Coast CLI
The Coast CLI (coast) is the primary command-line interface for operating Coasts. It is intentionally thin: it parses your command, sends a request to coastd, and prints structured output back to your terminal.
What You Use It For
Typical workflows are all driven from the CLI:
coast build # see Builds
coast run dev-1 # see Coasts
coast assign dev-1 --worktree feature/oauth # see Assign
coast ports dev-1 # see Ports
coast checkout dev-1 # see Checkout
coast ui # see Coastguard
The CLI also includes documentation commands that are useful for humans and agents:
coast docs
coast docs --path concepts_and_terminology/CHECKOUT.md
coast search-docs "canonical vs dynamic ports"
Why It Exists Separately from the Daemon
Separating CLI from daemon gives you a few important benefits:
- The daemon keeps state and long-lived processes.
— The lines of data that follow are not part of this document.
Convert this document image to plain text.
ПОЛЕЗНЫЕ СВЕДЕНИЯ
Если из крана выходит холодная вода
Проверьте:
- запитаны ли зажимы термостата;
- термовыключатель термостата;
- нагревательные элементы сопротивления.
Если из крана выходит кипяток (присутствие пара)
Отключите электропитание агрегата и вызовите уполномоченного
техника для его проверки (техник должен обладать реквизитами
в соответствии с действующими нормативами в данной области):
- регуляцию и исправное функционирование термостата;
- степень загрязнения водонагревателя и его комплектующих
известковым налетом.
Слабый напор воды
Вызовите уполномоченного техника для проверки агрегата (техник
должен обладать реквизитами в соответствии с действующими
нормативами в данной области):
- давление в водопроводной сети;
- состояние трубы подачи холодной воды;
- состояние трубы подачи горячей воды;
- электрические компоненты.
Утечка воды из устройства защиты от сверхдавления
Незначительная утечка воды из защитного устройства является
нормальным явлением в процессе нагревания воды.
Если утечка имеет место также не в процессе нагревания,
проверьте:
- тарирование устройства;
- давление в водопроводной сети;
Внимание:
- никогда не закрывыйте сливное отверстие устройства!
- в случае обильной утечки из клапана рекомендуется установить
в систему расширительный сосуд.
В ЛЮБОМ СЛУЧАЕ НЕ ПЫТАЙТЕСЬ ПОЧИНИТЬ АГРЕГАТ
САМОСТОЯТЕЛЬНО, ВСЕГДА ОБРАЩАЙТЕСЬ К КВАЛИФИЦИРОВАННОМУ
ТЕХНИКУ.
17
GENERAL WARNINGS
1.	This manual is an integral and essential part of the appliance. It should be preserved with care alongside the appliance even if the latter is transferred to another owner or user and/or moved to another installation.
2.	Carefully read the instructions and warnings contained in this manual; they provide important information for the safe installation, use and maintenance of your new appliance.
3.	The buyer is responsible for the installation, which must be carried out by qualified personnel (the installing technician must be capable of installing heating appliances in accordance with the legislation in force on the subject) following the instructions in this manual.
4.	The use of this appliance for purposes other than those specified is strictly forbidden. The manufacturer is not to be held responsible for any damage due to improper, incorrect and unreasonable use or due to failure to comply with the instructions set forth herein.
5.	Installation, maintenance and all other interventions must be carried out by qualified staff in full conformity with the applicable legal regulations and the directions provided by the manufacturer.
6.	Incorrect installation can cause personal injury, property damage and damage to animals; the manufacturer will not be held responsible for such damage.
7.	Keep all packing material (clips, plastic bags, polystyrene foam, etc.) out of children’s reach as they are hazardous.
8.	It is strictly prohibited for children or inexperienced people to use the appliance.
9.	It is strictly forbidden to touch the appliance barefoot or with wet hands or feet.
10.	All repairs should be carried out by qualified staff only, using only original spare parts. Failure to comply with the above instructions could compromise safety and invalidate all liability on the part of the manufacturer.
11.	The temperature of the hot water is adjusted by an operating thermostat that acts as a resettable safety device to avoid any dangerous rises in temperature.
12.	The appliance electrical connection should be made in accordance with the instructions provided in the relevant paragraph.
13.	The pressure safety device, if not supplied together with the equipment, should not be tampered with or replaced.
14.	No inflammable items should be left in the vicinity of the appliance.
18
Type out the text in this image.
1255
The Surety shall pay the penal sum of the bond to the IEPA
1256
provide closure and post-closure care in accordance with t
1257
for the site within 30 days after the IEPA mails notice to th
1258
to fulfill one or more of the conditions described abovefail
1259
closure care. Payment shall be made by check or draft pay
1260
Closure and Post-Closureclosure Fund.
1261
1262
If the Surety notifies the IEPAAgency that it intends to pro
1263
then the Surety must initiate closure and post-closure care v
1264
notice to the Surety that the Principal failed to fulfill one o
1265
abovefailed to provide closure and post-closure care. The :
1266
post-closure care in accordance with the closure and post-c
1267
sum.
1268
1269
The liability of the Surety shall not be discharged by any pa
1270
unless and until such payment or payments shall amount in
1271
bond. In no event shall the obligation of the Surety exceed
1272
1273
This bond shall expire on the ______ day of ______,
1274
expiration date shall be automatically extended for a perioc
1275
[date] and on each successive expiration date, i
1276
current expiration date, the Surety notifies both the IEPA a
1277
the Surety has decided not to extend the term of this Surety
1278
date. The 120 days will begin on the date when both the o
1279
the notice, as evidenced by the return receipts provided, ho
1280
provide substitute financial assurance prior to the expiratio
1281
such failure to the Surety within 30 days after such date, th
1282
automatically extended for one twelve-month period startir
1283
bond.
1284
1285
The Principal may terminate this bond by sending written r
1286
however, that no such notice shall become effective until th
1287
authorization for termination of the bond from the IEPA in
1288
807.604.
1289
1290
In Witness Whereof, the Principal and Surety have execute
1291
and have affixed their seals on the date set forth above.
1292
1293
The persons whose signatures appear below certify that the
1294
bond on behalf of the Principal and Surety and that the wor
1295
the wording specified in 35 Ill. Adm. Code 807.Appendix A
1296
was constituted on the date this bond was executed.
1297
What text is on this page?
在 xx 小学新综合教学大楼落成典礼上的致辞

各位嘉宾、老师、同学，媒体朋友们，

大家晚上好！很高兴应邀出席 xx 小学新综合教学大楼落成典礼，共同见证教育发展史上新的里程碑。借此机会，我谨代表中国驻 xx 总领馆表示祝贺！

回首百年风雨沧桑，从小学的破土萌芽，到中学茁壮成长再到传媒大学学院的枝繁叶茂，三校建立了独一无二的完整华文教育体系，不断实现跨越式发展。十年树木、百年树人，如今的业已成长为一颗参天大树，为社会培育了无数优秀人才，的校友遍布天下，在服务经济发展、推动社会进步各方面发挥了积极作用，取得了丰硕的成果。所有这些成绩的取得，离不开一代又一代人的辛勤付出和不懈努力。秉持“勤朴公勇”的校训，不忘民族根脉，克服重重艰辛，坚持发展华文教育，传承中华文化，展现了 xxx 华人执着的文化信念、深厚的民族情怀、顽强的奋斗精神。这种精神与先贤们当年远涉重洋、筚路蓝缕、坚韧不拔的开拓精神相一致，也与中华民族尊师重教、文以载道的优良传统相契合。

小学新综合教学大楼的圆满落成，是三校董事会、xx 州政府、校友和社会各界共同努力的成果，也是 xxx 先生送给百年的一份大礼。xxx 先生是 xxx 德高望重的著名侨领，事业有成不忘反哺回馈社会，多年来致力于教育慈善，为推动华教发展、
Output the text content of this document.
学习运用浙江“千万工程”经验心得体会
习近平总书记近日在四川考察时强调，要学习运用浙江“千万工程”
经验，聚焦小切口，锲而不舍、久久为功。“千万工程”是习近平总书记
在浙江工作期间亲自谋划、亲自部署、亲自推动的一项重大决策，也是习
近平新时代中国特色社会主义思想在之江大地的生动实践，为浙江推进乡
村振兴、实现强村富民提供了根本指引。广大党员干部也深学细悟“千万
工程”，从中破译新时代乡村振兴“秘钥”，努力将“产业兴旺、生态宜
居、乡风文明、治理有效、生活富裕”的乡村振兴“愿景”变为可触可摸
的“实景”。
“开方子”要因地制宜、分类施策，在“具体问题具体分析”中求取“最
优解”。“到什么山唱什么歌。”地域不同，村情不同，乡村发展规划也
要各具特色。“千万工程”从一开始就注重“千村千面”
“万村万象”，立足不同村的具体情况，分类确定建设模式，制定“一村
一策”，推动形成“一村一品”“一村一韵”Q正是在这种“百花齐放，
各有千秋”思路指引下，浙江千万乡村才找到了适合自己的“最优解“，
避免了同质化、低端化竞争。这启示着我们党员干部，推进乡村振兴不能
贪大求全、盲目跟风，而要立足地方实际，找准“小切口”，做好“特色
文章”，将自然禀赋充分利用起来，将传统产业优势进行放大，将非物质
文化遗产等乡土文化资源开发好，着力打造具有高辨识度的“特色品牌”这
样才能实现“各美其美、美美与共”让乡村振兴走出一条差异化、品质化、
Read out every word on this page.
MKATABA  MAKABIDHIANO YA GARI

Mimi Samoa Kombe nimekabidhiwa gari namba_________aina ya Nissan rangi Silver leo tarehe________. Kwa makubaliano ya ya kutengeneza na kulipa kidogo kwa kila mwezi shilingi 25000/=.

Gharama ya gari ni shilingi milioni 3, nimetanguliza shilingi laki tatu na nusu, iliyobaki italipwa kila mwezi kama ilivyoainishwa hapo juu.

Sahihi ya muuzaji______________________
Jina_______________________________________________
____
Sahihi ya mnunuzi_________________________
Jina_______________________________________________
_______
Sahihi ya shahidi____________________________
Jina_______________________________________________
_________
- The CLI stays fast, composable, and easy to script.
- You can run one-off commands without keeping terminal state alive.
- Agent tooling can call CLI commands in predictable, automation-friendly ways.
CLI vs Coastguard
Use whichever interface fits the moment:
- The CLI is designed for full operational coverage: anything you can do in Coastguard should also be possible from the CLI.
- Treat the CLI as the automation interface — scripts, agent workflows, CI jobs, and custom developer tooling.
- Treat Coastguard as the human interface — visual inspection, interactive debugging, and operational visibility.
Both talk to the same daemon, so they operate on the same underlying project state.